11. Notant que les défenseuses des droits humains qui œuvrent en faveur de la protection de la santé et des droits sexuels et reproductifs ont été confrontées à de nombreux défis et menaces au cours des dernières années, l’Assemblée appelle les États membres du Conseil de l’Europe à respecter et à garantir l’autonomie et la capacité de décision des femmes lorsqu’il s’agit de santé et de droits reproductifs, et, si nécessaire, à fournir des lignes directrices claires aux médecins, aux pharmacien·ne·s et aux patient·e·s à cet égard, ainsi qu'une éducation à la sexualité complète et inclusive adaptée à l'âge.
12. Considérant que les défenseuses des droits humains luttent souvent pour protéger les droits humains et les droits environnementaux violés par des entreprises privées, l’Assemblée invite les États membres du Conseil de l’Europe à soutenir l’élaboration d’un traité contraignant des Nations Unies sur les entreprises et les droits humains afin de responsabiliser les acteurs du secteur privé.
13. Des politiques étrangères, de développement et de paix féministes inclusives peuvent fournir un cadre favorable au soutien des défenseuses des droits humains. L'Assemblée invite donc les États membres du Conseil de l'Europe à envisager d’adopter de telles politiques.
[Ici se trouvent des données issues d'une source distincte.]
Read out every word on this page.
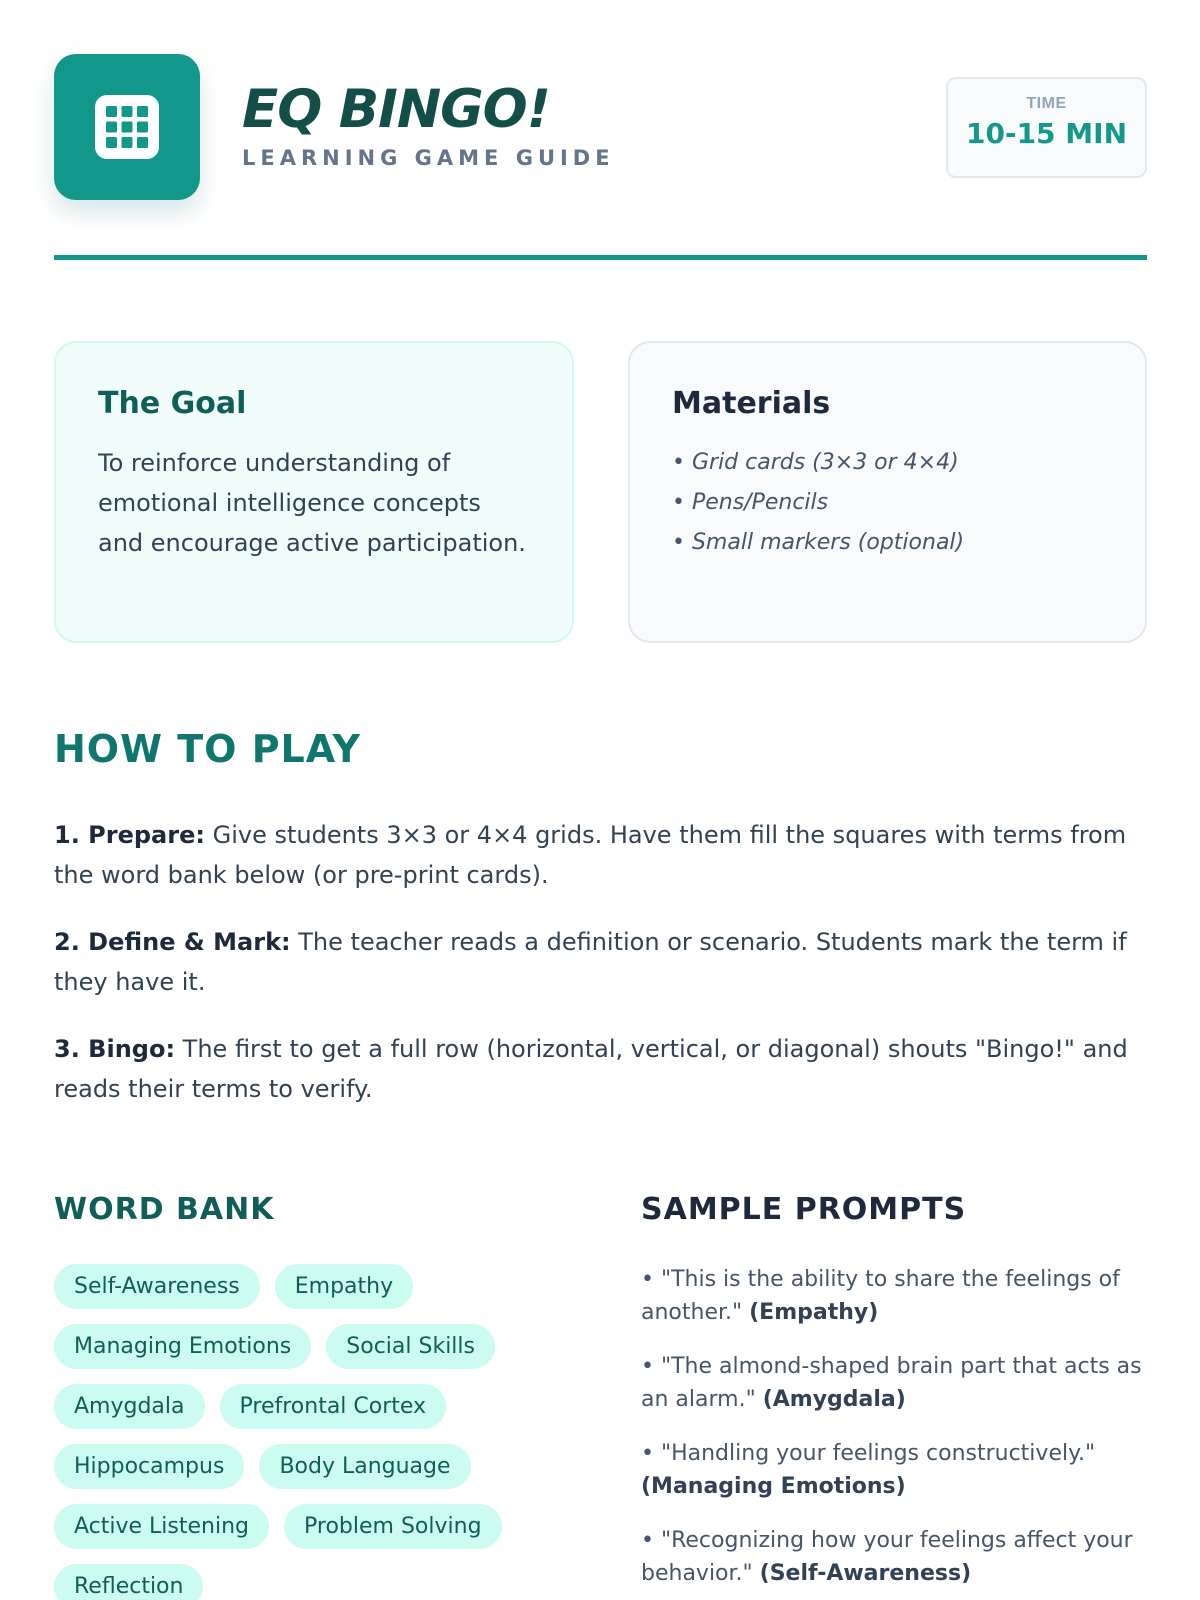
EQ BINGO!
LEARNING GAME GUIDE
TIME
10-15 MIN
The Goal

To reinforce understanding of emotional intelligence concepts and encourage active participation.

Materials
• Grid cards (3×3 or 4×4)
• Pens/Pencils
• Small markers (optional)
HOW TO PLAY

1. Prepare: Give students 3×3 or 4×4 grids. Have them fill the squares with terms from the word bank below (or pre-print cards).

2. Define & Mark: The teacher reads a definition or scenario. Students mark the term if they have it.

3. Bingo: The first to get a full row (horizontal, vertical, or diagonal) shouts "Bingo!" and reads their terms to verify.

WORD BANK
Self-Awareness	Empathy
Managing Emotions	Social Skills
Amygdala	Prefrontal Cortex
Hippocampus	Body Language
Active Listening	Problem Solving
Reflection
SAMPLE PROMPTS
• "This is the ability to share the feelings of another." (Empathy)
• "The almond-shaped brain part that acts as an alarm." (Amygdala)
• "Handling your feelings constructively." (Managing Emotions)
• "Recognizing how your feelings affect your behavior." (Self-Awareness)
14. Considérant que la culture peut être un instrument de changement, l’Assemblée invite ses États membres à allouer des financements dédiés aux femmes artistes, dans toute leur diversité, œuvrant à la promotion des droits humains, des droits des femmes et des droits des personnes LGBTI.
15. L'Assemblée encourage les parlements nationaux à manifester leur soutien aux défenseuses des droits humains par des actions concrètes telles que l’adoption de nouvelles politiques, y compris sur l'égalité de traitement, la lutte contre la discrimination, la santé et les droits sexuels et reproductifs, l'orientation sexuelle, l'expression et l'identité de genre et les caractéristiques sexuelles, l'empouvoirement des femmes et la violence fondée sur le genre, et l’organisation d'événements parlementaires avec leur participation afin d’établir et de maintenir le dialogue.